Nice first outing SS… 8) 

Sounds like you'll be able to tighten them up even further! I notice the SS on 
the targets. Custom print?


----------



## Bax* (Dec 14, 2008)

Glad to hear you got it out and spent some time behind your glass. Sounds like it is a pretty cool rifle that has some great potential. I look forward to hearing your thoughts on this as time goes on


----------



## Springville Shooter (Oct 15, 2010)

sawsman said:


> Nice first outing SS&#8230; 8)
> 
> Sounds like you'll be able to tighten them up even further! I notice the SS on
> the targets. Custom print?


Never noticed that, but it is cool. Unfortunately, to everyone else in the benchrest world, the SS only designates the target as a sighter. I like the idea though....---SS


----------



## Springville Shooter (Oct 15, 2010)

Well, I got out to the range today with the first batch of handloads for the MVP. I made up 4 loads; 2 with 73gr Berger and 2 with 55gr Sierra. I was happy when the first group of Bergers shot into 5/8". The next Berger load was less impressive opening back out to exactly 1". Next I had one of those range moments that just pisses you off. Getting up from the bench, I spilled the case that contained both Sierra loads and they mixed. With no way to tell the difference, I shot all ten into a cluster just to see if anything looked good. I was suprised when all ten printed at exactly an inch with 9 falling within 3/4". I will definately have to revisit these loads to see how they shoot individually as there are 6 shots under 1/2". I also found some 60gr Nosler BTs that I will load up for next time.
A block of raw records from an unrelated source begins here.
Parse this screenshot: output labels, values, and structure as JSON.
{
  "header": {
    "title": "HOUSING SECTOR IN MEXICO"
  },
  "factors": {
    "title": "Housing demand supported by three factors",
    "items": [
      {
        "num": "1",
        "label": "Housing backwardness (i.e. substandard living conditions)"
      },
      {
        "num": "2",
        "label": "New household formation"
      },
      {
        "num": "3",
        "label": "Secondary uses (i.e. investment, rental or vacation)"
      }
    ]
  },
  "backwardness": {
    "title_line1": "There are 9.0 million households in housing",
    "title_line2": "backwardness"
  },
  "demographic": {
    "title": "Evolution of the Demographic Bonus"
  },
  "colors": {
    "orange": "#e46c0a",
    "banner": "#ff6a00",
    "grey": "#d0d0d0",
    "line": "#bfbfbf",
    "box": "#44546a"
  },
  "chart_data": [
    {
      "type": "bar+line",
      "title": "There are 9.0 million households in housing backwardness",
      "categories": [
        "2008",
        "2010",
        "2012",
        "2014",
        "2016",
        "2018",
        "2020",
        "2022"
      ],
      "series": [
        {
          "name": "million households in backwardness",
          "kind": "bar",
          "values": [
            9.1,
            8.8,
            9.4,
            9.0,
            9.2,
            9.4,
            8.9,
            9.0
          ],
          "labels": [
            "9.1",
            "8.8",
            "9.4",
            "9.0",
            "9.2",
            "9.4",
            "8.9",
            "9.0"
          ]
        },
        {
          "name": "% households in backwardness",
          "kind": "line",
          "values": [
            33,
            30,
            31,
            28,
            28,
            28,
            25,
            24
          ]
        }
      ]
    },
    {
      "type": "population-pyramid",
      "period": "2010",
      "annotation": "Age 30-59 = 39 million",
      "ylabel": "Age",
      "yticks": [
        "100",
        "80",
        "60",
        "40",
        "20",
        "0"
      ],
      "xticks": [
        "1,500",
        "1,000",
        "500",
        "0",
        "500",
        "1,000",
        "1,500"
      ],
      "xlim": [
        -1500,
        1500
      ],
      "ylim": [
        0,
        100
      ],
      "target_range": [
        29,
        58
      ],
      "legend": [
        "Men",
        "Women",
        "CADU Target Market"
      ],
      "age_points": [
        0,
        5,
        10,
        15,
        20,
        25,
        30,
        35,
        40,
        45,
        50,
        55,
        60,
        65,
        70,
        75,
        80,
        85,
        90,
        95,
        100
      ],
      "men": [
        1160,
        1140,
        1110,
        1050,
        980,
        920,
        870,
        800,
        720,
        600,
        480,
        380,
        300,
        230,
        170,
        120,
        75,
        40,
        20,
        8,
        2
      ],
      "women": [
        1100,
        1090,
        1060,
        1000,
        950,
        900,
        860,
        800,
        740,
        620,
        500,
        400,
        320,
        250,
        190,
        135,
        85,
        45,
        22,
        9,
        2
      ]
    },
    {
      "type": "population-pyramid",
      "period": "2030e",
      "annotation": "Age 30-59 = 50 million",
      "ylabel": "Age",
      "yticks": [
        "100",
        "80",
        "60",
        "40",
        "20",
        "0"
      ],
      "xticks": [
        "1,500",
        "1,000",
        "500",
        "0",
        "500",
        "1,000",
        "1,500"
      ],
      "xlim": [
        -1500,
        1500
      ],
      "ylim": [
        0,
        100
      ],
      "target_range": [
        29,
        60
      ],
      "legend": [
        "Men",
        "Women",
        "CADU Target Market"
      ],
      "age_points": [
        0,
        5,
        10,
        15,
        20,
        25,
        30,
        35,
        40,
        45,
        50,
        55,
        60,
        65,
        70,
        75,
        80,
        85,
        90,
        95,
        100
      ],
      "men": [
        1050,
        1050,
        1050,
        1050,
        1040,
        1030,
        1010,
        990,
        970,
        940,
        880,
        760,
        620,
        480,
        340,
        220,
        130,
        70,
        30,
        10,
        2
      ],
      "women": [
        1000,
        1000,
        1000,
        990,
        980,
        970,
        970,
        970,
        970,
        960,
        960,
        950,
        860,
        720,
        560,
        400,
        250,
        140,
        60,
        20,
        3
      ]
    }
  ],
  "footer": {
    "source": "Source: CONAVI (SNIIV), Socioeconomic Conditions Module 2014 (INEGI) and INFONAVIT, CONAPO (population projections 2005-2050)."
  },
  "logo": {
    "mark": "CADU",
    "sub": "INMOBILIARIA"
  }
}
I think that it is very fair to call this a sub-moa rifle right out of the box. While I don't know if it will ever be a bughole-tackdriver, it shoots plenty good enough to kill varmints out to 300 yards. I still think that I can improve accuracy with a better scope as well. 

Once again, everything functioned great and I am finding that the barrel does not seem to foul much. For the price, this is an out-of-the-box winner as far as I'm concerned. I am fully confident that the right load will consistently shoot 1/2 MOA. Good enough for me.--SS


----------



## Bax* (Dec 14, 2008)

Springville Shooter said:


> Next I had one of those range moments that just **** you off. Getting up from the bench, I spilled the case that contained both Sierra loads and they mixed. With no way to tell the difference, I shot all ten into a cluster just to see if anything looked good.
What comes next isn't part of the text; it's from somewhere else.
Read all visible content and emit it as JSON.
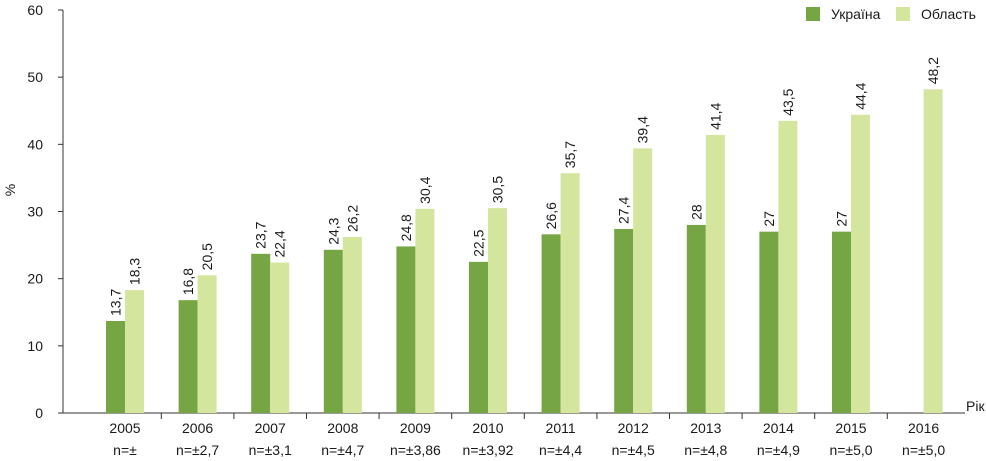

Oh man... that is the worst when that happens! I had that happen a couple of times myself, so now I take a Sharpie and number them just in case that happens.

But the groups look good. Im glad to see you are already out playing with your rifle and experimenting 8)


----------



## Cooky (Apr 25, 2011)

Excellent. Just out of curiosity how far are you off the lands?


----------



## Springville Shooter (Oct 15, 2010)

Cooky said:


> Excellent. Just out of curiosity how far are you off the lands?
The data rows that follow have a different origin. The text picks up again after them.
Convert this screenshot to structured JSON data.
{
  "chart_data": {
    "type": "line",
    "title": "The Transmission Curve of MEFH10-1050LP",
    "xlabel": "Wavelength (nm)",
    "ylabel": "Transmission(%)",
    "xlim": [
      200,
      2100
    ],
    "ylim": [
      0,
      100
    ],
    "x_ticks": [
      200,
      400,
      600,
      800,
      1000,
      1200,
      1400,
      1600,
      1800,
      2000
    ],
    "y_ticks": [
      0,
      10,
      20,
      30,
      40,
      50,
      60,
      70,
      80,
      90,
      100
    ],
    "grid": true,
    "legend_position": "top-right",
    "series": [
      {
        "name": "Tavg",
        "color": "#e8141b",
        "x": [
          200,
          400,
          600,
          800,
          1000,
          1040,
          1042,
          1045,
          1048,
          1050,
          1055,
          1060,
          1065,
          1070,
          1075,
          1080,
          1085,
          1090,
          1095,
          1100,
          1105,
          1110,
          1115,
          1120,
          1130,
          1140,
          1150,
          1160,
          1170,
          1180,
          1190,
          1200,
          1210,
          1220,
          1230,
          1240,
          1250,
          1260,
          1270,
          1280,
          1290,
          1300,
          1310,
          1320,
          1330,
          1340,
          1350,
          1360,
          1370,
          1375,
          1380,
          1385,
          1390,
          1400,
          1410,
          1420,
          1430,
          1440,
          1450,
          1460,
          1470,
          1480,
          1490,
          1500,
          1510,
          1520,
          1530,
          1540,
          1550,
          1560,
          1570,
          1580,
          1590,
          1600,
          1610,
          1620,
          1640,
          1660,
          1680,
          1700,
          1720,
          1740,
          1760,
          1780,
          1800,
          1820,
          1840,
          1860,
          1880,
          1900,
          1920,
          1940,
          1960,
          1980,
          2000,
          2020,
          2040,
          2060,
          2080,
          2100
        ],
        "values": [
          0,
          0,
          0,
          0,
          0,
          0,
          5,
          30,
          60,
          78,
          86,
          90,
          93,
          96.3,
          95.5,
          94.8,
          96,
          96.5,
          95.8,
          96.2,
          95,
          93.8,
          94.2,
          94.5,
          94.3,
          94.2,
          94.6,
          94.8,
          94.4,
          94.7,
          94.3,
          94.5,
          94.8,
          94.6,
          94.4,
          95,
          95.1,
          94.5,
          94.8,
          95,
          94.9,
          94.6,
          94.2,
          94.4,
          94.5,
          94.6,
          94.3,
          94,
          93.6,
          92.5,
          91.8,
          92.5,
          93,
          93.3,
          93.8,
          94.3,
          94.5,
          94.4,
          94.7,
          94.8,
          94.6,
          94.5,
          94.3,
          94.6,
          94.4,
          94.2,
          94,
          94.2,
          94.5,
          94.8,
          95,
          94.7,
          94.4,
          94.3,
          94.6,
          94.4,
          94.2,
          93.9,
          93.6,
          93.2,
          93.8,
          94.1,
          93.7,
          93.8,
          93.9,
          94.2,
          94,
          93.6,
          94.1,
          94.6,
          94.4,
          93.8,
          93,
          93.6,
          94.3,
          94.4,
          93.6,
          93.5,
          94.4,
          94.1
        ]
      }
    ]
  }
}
Because of the clip limitations to OAL, I have not even guaged distance to lands. I simply seat the bullets as far out as the clips allow. For this reason, I have also stuck to bullets that I have found to be less sensitive to seating depth and avoided bullets like the Barnes and VLD type bullets. Being limited to a 2.260 OAL, I am sure that it is quite a jump to the lands. I don't even want to see what would happen if I loaded closer to the lands as I would probably always be disappointed with the loads that will actually function in the gun. -------SS


----------



## Cooky (Apr 25, 2011)

I didn't think of that. I did get a chance to look an MVP over closely today, neat little gun. Pictures make it look much larger and bulky than it actually is.


----------



## Springville Shooter (Oct 15, 2010)

Sportsmans in Provo has one of these in stock right now. I highly recommend this rifle for anyone looking for a cheap plinker, varminter that shoots as good as rifles that are much more expensive. ($529.99)

As an update, I have finally achieved my load for this gun. 60gr Hornady Vmax bullets ahead of Benchmark powder has produced 3 5-shot groups that have been 3/8", 1/2" and 5/8". Velocity over the chrony shows a very consistent 3120fps. I also took the rifle on a squirrel shoot and it was a pleasure. Ammo fed well from 5, 10, and 20 round magazines and the Vmax bullets made a mess of the critters as expected.-----SS


----------